As far as safety is concerned, it's safe until you start mixing the ingredients together after that I won't let it come back into my loading room unless it's kept wet or it's a finished batch in cans. I store my homemade powder in used metal Goex cans. Thats about the only way I feel comfortable with it. I do strongly suggest that pvc not be used for any part of making b/p due to the fact that if something does go south xrays can't find it.

OverMax
05-02-2015, 12:09 AM
For what ever reason if someone doesn't care to try their hand at making B/P. That's fine and dandy. But there are others who do and enjoy the rewards such practice brings. Like reloading, casting, paper patching, powder coating, and whatever else it too (B/P making) is just another facet of our hobby.

Ballistics in Scotland
05-03-2015, 01:52 PM
There are certainly plenty of people ready to hysterically overrate the risks. It is mostly a matter of common sense precautions. But lots of powder mill explosions weren't due to fires, smoking etc. WW Greener wrote in 1910 that accidents, sometimes unexplained, were inevitable in the incorporation process. Edge-runner mills were the main cause, and accidents were actually commoner in the days of power by water, steam from distant boilers, or non-sparking horses.

For this reason 60 pounds was (and possibly still is) the maximum charge that could be incorporated in a single mill, by British law. Greener considered that 100 pounds might be safer, as it reduced contact between the rollers and their bed, which by his time were usually cast-iron in both cases. The walls were usually thin boards or felt on a wooden framework, a blast reduction measure which would have been counterproductive with flames. 40 gallon cisterns of water were supported over all the incorporating mills in a factory, and liked so that all the mills could be inundated if one ignited. When you consider the cost of running expensive machines for five or six hours to produce sixty pounds of powder, it is plain that they didn't do that for fun.

Startup was the most dangerous moment in the mill, because that presented most risk of iron rubbing on iron. Most of the rolling could be done with the employees at a distance. I understand the Brazilian plant still use electric motors, but outside the buildings, and the floors are flooded, so that any material falling from the bed doesn't become dry underfoot. But it wasn't a totally remote operation. The bed of the derelict powder mill in this picture is probably better shaped than the early ones, but the lines are to let the operator see if the rollers are sliding instead of rotating. I think I see the overhead cistern, and the operating rod running from the other mills.

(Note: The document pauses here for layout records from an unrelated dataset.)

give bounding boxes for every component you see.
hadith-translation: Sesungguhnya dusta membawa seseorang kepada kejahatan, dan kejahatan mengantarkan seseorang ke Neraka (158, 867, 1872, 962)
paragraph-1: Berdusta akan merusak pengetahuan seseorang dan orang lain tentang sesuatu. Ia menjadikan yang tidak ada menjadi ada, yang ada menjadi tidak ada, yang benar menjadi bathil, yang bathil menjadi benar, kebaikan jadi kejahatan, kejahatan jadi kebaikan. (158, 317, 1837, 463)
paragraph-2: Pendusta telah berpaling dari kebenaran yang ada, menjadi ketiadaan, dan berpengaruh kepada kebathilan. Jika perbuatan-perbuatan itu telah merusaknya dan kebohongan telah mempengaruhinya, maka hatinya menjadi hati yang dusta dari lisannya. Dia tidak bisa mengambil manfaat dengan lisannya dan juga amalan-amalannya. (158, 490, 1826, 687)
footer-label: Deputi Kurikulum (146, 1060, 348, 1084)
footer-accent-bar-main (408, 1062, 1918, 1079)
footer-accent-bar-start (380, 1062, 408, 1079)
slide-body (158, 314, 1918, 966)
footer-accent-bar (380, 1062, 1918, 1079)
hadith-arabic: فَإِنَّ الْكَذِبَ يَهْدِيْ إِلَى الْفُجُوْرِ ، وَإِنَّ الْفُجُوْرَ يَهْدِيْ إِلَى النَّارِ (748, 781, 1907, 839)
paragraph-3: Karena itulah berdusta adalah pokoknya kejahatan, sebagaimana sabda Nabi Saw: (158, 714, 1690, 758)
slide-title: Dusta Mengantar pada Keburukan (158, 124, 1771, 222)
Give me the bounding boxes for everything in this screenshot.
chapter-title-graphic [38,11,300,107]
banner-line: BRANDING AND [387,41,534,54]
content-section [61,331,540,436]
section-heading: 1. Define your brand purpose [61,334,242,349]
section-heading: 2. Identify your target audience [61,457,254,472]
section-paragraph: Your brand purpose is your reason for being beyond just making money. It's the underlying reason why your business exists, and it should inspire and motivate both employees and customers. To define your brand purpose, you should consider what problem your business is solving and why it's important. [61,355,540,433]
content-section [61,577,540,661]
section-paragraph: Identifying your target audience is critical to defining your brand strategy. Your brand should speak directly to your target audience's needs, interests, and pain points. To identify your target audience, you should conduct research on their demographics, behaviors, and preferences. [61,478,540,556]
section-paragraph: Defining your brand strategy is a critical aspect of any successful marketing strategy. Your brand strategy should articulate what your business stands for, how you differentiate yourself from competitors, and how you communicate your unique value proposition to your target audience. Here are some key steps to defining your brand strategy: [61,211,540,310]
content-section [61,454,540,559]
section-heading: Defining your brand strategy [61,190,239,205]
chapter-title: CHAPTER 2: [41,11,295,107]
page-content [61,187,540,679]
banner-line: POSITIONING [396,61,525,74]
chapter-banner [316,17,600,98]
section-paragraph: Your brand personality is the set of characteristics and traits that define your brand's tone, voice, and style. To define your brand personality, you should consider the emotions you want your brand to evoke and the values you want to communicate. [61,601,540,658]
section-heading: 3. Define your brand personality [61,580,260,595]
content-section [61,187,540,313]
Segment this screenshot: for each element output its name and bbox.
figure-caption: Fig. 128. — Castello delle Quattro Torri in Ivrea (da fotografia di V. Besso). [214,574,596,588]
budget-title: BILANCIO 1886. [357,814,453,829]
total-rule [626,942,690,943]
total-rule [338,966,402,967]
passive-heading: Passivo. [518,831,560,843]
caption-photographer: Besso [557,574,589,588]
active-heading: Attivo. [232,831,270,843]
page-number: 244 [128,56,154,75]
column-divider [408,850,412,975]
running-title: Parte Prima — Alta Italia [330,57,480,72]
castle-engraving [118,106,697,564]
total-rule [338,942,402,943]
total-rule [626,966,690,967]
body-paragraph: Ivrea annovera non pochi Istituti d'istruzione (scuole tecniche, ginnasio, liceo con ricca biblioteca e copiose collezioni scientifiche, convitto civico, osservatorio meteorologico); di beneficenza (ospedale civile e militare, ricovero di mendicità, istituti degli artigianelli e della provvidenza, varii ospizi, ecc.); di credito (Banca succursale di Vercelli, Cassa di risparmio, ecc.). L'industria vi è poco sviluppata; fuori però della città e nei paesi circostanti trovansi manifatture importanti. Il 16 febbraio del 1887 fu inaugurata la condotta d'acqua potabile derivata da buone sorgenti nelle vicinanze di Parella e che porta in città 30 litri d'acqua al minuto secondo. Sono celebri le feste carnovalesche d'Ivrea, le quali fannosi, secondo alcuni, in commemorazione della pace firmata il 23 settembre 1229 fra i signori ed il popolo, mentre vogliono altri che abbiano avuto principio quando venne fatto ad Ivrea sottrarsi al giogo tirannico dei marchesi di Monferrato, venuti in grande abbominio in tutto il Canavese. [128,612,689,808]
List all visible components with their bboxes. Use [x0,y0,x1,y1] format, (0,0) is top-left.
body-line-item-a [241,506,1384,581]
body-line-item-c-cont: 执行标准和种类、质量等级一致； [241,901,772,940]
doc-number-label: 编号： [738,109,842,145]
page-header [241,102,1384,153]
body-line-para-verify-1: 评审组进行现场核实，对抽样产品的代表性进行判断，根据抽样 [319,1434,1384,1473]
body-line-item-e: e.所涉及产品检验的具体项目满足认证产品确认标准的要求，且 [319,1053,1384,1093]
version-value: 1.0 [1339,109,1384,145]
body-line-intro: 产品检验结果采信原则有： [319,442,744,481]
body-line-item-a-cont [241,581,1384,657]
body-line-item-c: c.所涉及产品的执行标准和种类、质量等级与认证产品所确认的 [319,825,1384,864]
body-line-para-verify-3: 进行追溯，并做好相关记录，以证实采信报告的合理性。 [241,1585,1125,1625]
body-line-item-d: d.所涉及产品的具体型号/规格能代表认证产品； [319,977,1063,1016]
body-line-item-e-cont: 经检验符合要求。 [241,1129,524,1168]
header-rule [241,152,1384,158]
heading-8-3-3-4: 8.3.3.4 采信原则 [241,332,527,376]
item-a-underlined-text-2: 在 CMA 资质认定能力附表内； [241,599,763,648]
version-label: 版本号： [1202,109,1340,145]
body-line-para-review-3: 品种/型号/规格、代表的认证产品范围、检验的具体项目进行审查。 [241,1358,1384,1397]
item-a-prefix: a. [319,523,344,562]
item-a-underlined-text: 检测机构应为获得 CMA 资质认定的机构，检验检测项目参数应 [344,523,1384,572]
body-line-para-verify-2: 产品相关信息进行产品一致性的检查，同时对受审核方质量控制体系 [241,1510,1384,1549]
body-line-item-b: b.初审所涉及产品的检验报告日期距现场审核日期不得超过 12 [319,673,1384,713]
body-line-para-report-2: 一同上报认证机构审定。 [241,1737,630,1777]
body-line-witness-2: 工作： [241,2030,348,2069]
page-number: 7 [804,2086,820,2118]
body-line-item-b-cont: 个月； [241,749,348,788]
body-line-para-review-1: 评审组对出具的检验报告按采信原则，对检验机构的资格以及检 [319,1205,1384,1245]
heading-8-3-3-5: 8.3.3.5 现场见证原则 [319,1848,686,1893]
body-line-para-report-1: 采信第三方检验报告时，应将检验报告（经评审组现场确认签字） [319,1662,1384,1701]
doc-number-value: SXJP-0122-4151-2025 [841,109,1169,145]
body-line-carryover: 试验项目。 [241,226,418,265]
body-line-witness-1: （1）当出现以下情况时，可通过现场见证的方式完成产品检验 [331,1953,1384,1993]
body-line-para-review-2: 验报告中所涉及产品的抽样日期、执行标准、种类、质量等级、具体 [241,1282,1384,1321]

If you go to www.maps.google.com (http://www.maps.google.com) and enter the position 55.623056, -4.732144 in the search box, you can see a map or satellite imagery for what was once the largest explosives factory in the world, although in wartime it was exceeded by a factory complex extending over twelve miles, straddling the England-Scotland border. They didn't stretch them out like that, or build all those blast walls, for nothing.

Fly
05-04-2015, 07:53 PM
I wonder why they did not use brass wheels in the day?
Fly

Ballistics in Scotland
05-04-2015, 11:56 PM
They weighed several tons, and were too expensive. They started with stone on stone, then iron on a stone bed, and finally iron on iron.

Texantothecore
05-05-2015, 05:36 PM
I wonder why they did not use brass wheels in the day?
Fly

Bronze and brass were probably quite expensive and would west out faster. Iron was most likely much cheaper.